Bahrain Rejects Normalization With Israel

From left, U.S. special representative for Iran Brian Hook, U.S. Secretary of State Mike Pompeo, Bahraini King Hamad bin Isa Al Khalifa, Bahraini Crown Prince Salman bin Hamad Al Khalifa and Bahraini national security adviser Nasser bin Hamad Al Khalifa meet at Sakhir Palace in Manama, Bahrain, Wednesday, Aug. 26, 2020. Pompeo held closed-door meetings Wednesday with Bahrain's royal family and top officials in the United Arab Emirates amid the Trump administration's push for Arab nations to recognize Israel. (Bahrain News Agency via AP)

King Hamad bin Isa Al Khalifa of Bahrain seemingly rejected US Secretary of State Mike Pompeo’s push for normalizing ties with Israel on the latter’s trip to the Middle East to propel the momentum of the UAE-Israeli peace deal.

Al-Khalifa told Pompeo at their meeting in the capital city of Manama that Bahrain is still committed to the Arab Peace initiative – a Saudi-backed initiative proposed in 2002, which laid out several conditions for recognition of Israel, including the establishment of a Palestinian state with an Eastern Jerusalem capital, Israeli withdrawal from land captured in the Six-Day War and a “just solution” for Palestinian refugees.

“The king stressed the importance of intensifying efforts to end the Palestinian-Israeli conflict according to the two-state solution… to the establishment of an independent Palestinian state with East Jerusalem as its capital,” a report by the Bahrain News Agency (BNA) said.

Bahrain was the first Gulf state to congratulate the UAE on its deal with Israel and was considered one of the more likely Gulf states to make the same move.

Following Israel’s deal with the Emirates, Israeli media reports said that Israel was conducting advanced discussions with Bahrain on the agreement.

Bahrain, a small island nation just off the coast of Saudi Arabia in the Persian Gulf, has a historic Jewish community. The kingdom has slowly encouraged ties to Israel, with two U.S.-based rabbis in 2017 saying King Hamad himself promoted the idea of ending the boycott of Israel by Arab nations.

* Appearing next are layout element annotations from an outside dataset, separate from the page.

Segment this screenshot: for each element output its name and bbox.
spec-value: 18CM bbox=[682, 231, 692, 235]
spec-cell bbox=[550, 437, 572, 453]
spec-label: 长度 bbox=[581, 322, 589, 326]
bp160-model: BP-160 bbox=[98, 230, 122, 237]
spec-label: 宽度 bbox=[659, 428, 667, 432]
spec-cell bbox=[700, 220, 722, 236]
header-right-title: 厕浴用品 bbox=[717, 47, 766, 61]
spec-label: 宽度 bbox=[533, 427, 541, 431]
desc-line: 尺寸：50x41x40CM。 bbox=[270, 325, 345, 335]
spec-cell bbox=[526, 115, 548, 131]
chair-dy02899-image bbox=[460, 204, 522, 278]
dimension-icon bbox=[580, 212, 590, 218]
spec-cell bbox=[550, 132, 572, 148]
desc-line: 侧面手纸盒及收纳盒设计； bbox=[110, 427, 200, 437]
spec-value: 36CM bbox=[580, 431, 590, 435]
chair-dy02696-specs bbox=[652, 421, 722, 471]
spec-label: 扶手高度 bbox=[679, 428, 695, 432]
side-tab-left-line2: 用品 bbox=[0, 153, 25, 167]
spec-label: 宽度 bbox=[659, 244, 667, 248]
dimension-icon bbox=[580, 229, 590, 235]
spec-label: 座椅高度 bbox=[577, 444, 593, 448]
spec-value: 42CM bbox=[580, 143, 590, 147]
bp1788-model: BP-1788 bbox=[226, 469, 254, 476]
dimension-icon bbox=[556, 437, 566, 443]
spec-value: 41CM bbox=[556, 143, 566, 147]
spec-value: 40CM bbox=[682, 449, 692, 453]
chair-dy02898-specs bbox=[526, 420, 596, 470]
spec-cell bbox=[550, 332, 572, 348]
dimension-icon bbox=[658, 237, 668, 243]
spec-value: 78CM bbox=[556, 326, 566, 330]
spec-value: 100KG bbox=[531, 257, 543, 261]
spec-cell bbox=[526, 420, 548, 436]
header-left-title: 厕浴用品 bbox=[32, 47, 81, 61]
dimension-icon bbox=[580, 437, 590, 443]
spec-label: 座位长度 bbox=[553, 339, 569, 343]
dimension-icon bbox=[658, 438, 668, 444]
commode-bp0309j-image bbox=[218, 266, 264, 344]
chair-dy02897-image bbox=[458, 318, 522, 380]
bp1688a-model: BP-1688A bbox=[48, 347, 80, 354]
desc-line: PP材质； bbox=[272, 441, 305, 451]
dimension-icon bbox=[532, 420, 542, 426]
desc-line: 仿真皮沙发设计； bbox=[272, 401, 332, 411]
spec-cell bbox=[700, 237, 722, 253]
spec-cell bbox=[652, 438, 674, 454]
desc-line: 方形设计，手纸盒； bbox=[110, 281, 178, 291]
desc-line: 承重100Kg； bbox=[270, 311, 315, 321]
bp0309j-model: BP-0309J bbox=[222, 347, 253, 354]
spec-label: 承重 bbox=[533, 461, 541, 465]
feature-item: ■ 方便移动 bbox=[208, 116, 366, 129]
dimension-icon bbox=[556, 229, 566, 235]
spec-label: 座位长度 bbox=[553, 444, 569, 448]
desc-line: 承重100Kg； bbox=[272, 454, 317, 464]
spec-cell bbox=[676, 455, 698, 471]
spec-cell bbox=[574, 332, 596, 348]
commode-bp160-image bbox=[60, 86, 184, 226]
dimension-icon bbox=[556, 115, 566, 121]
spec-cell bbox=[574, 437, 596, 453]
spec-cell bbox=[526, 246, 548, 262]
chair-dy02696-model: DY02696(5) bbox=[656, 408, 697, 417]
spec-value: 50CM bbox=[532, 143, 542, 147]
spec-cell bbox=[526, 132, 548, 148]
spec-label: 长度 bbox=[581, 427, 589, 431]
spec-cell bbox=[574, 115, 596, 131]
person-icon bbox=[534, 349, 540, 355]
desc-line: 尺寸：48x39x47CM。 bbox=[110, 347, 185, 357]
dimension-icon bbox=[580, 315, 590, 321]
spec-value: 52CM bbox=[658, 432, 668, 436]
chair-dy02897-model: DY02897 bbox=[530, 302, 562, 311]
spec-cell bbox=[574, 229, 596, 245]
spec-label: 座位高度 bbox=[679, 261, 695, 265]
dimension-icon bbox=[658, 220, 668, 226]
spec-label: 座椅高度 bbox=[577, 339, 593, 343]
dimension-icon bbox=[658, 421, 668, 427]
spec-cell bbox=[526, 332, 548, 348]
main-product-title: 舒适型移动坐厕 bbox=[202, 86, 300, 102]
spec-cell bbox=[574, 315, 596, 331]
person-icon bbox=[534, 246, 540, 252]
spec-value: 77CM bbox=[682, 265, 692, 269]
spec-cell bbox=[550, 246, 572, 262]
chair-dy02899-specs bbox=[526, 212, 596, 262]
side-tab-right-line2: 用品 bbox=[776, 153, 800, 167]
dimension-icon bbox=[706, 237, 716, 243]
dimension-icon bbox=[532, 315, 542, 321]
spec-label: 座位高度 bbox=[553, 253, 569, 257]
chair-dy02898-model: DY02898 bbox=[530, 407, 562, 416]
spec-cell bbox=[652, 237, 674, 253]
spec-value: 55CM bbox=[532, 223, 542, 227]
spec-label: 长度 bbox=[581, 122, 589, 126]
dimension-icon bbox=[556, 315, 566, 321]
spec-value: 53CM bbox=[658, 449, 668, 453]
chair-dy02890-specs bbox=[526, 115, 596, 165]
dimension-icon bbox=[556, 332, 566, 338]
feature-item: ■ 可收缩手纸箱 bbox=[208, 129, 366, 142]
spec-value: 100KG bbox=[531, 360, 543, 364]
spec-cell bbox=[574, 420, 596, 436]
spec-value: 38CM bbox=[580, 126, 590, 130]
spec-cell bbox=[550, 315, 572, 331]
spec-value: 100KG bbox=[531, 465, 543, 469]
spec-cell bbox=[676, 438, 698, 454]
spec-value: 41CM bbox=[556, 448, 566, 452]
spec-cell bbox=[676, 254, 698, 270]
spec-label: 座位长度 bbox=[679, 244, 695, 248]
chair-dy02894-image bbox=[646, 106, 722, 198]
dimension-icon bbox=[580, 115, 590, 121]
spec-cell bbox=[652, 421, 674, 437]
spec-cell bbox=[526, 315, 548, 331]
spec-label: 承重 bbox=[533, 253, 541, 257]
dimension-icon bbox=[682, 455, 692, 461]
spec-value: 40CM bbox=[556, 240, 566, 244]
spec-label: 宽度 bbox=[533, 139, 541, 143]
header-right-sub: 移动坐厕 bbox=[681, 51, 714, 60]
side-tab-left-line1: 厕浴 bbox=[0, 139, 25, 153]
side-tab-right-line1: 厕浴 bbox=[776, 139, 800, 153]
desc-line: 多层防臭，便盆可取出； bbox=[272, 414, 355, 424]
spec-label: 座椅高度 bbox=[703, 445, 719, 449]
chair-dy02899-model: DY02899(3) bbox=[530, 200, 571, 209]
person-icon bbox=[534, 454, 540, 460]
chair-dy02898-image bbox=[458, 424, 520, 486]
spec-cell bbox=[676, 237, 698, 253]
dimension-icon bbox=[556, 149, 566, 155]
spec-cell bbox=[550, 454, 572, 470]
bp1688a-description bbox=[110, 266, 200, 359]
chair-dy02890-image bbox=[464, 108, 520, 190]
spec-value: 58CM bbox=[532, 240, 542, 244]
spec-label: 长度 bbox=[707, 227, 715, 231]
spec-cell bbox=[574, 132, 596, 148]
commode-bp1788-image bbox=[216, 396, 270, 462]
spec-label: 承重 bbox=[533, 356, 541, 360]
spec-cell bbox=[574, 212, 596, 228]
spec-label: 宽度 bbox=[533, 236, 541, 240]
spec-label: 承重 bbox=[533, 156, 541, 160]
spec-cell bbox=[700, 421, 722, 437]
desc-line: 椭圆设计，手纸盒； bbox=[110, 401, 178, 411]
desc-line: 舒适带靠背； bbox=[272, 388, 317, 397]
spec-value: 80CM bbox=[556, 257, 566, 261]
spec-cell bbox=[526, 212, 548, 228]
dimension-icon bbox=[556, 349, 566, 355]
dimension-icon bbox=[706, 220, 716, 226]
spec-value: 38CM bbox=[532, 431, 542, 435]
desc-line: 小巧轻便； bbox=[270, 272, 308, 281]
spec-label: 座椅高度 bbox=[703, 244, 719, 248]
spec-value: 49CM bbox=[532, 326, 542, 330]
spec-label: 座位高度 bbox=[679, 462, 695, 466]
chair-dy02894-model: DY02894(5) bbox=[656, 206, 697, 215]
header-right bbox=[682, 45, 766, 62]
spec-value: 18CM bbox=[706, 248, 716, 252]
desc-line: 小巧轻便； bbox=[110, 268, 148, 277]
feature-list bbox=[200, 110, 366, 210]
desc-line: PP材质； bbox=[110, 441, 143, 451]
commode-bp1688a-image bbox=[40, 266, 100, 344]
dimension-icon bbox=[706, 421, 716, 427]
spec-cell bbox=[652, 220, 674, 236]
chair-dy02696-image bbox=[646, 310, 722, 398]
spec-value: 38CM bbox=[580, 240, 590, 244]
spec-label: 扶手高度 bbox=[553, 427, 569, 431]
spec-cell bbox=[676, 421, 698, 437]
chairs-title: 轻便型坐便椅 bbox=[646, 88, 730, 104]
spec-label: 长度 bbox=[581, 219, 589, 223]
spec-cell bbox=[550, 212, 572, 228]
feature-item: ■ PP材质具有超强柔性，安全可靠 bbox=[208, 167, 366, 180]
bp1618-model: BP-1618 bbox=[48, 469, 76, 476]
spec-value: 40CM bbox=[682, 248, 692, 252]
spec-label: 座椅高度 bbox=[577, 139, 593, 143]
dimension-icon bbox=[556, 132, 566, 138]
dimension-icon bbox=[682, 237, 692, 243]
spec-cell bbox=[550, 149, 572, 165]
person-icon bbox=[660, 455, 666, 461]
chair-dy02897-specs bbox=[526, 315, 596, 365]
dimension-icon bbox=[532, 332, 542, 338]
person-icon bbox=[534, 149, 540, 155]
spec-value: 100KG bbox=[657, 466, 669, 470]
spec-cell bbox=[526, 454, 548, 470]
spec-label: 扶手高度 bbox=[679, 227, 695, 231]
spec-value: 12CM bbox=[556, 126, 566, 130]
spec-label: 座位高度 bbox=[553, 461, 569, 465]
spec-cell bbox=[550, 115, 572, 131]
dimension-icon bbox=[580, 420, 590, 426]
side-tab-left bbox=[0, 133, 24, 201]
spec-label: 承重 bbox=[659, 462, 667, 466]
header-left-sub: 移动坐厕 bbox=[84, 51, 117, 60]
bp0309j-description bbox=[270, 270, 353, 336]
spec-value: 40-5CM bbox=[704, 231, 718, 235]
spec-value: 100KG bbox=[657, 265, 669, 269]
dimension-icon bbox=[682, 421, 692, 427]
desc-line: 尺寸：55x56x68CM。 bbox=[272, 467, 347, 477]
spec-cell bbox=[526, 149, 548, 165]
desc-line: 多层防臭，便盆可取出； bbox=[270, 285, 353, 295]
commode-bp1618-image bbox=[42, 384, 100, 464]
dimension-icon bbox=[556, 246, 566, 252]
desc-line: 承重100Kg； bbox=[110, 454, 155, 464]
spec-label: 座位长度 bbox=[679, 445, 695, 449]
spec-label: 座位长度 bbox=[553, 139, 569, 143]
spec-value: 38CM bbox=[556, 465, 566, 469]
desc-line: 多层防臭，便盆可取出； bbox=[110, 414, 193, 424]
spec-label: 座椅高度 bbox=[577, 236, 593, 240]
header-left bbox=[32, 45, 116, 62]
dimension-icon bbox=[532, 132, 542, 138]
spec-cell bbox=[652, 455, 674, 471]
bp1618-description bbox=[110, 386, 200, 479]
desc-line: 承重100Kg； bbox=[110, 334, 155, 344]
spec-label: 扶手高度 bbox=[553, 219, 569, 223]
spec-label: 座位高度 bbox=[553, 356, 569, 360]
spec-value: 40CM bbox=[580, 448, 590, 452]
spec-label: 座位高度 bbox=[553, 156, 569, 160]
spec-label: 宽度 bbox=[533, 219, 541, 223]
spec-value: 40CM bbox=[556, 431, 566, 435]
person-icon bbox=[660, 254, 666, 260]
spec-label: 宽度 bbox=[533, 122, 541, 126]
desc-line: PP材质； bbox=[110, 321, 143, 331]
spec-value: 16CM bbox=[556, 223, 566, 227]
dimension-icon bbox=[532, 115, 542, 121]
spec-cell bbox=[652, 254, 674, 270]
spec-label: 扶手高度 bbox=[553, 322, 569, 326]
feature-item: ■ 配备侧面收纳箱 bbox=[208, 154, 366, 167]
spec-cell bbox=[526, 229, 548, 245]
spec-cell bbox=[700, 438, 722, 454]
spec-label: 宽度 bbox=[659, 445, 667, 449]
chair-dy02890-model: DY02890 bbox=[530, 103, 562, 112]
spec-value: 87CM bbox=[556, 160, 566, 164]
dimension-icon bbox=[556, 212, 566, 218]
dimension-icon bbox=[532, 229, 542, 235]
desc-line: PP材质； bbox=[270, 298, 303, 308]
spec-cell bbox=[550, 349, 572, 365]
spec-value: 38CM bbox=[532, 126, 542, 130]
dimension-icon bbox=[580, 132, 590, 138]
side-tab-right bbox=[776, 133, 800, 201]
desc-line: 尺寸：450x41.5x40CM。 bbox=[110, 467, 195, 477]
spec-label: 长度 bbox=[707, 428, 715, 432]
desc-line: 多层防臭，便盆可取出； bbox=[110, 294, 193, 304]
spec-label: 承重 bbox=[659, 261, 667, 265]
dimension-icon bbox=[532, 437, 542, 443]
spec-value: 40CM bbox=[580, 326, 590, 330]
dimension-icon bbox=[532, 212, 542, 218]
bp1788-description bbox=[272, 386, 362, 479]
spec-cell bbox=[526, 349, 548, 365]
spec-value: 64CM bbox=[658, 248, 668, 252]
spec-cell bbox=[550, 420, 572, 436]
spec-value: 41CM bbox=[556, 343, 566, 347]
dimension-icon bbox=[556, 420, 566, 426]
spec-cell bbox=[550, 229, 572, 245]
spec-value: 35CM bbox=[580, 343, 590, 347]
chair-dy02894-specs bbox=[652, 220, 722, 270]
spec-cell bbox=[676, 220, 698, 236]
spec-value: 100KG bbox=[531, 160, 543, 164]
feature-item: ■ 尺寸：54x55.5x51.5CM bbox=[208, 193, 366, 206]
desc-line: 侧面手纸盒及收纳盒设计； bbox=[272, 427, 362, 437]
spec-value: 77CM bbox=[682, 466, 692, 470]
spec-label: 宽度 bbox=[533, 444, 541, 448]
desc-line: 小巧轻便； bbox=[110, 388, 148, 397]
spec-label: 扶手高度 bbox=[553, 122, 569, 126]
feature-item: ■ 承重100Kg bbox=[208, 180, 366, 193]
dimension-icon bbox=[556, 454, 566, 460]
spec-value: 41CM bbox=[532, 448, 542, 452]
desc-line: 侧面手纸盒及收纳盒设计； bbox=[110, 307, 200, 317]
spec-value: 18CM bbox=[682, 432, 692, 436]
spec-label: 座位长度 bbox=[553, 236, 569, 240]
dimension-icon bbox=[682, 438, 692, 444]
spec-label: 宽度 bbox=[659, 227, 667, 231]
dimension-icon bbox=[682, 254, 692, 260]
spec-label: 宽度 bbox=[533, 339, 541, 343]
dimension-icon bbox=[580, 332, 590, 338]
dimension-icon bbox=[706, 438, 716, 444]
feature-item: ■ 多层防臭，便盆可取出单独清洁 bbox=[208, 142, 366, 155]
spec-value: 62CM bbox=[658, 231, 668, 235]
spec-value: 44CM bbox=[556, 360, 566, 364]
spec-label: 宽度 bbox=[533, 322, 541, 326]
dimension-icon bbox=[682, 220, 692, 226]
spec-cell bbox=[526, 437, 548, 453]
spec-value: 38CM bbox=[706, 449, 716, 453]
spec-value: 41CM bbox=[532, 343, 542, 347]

Bahrain is also home to the U.S. Navy’s 5th Fleet and remains a close security partner of the U.S.

Pompeo landed later Wednesday in Abu Dhabi, the capital of the seven-sheikhdom federation of the UAE. There, he met with his Emirati counterpart Sheikh Abdullah bin Zayed Al Nahyan and the nation’s national security adviser, Sheikh Tahnoun bin Zayed Al Nahyan.

The officials discussed issues such as Iran and the “mutual support for de-escalation and a lasting cease-fire in Libya,” a later State Department statement said. Pompeo himself on Twitter praised the deal between the UAE and Israel as “the most significant step toward peace in the Middle East in over 25 years.”

While in Abu Dhabi, State Department spokeswoman Morgan Ortagus told the state-run WAM news agency that “incredibly positive conversations going on” between Israel, the UAE and the U.S. over issues, including the F-35 sale to Abu Dhabi.

“With respect to the F-35 or any military hardware or infrastructure, I keep reminding people that it is important to know that the UAE and U.S. military and security relationship is robust and has been there for decades,” Ortagus said. “This is not a new relationship. This is a sophisticated relationship that we have had for decades.”